Тенверда не любили все. То есть, вообще все. Насколько могла судить Лоя, смертные слуги, хоть и являлись по сути бесправными рабами, относились с уважением к Киршиану и Фаорлину. Эти двое были справедливы и никого просто так не обижали. Остальные Повелители Ночи по большей части просто не замечали своих рабов, что последних вполне устраивало. Зато Тенверда ненавидели даже рабы. И, кажется, среди братьев он тоже не пользовался авторитетом.

Лоя вздохнула с облегчением, когда наконец вышла в ангар, наполненный жужжанием какой-то техники и голосами многочисленных рабочих. Сейчас она позволила себе обернуться и убедилась, что Тенверд не следует за ней. Она понадеялась, что он уже позабыл об этой случайной встрече. Ей показалось, что Тенверд был столь агрессивен, потому что поджидал в коридоре кого-то другого. Впрочем, какая ей разница? Лоя просто мысленно поблагодарила Бога-Императора – единственного бога, в которого она тайно верила – за то, что осталась цела и невредима.

Она зябко поежилась и обняла себя за плечи. Несмотря на то, что в ангаре было не так холодно, как на всем остальном корабле, ее почему-то пробрала дрожь. Осознание того, что она чуть не попала кое-кому под горячую руку, накрыло ее с запозданием. Некоторое время она просто стояла около отключенного и полуразобранного сервитора-погрузчика, пока ее не вернул к реальности чей-то оклик.

- Эй, Лоя! – раздался откуда-то сверху звонкий и излишне бодрый голос. – Какие новости? Тебе что, снова воды не досталось?

Она подняла голову. С крыши стоящего неподалеку «Громового ястреба» на нее с любопытством взирал Ник Бутхейн, нагловатый и не в меру активный пацаненок, которому на настоящий момент едва ли исполнилось семнадцать.

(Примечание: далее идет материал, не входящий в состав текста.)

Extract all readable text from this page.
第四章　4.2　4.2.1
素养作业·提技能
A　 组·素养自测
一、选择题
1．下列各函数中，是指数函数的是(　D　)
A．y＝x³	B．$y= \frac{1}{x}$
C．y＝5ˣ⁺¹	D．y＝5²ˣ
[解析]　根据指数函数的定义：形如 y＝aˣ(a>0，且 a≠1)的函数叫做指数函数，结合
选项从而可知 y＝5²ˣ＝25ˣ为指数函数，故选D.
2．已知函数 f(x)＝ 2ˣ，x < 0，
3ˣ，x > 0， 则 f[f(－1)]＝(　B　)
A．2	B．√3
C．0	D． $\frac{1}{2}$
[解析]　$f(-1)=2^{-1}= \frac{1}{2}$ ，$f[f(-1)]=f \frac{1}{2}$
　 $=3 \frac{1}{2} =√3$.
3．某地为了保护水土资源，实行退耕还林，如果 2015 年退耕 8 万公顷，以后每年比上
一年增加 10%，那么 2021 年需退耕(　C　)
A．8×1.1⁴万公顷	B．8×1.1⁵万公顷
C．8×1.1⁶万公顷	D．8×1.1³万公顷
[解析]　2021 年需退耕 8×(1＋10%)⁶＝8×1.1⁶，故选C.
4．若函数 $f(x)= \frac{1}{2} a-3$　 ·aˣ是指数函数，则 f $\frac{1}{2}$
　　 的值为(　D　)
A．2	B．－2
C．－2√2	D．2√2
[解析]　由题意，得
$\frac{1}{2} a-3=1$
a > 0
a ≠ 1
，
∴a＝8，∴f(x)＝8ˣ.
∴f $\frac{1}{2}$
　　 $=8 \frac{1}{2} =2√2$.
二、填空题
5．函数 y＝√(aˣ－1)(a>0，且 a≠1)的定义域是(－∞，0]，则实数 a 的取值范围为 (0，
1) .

Ник вырос в трюме «Бродяги» и никогда не знал своих настоящих родителей. Кажется, их убили в очередной драке за еду, а может, они просто однажды умерли от холода и болезней. За мелким пацаненком присматривали по очереди все, кому было хоть немного не все равно на судьбу одинокого ребенка, а потом этот тип каким-то образом пролез в помощники к механикам и с тех пор вел себя так, будто он всем здесь лучший друг. Лою он откровенно раздражал. Ник, кажется, был всем доволен. Он знал гораздо худшую жизнь и никогда не видел мир за пределами мрачного холодного корабля, поэтому свое положение считал более-менее привилегированным. И хозяев он, кажется, нисколько не боялся – или делал вид, что не боялся. По крайней мере, с такими же слугами, как он, этот мелкий наглец вел себя очень даже самоуверенно.

- Отстань от меня, придурок, - огрызнулась Лоя и поспешила отойти подальше от «Ястреба».

- Ну и пошла отсюда, злюка, - весело крикнул ей вслед Ник, нисколько не обидевшись. Кажется, его нисколько не смущало, что Лоя по возрасту годилась ему в матери.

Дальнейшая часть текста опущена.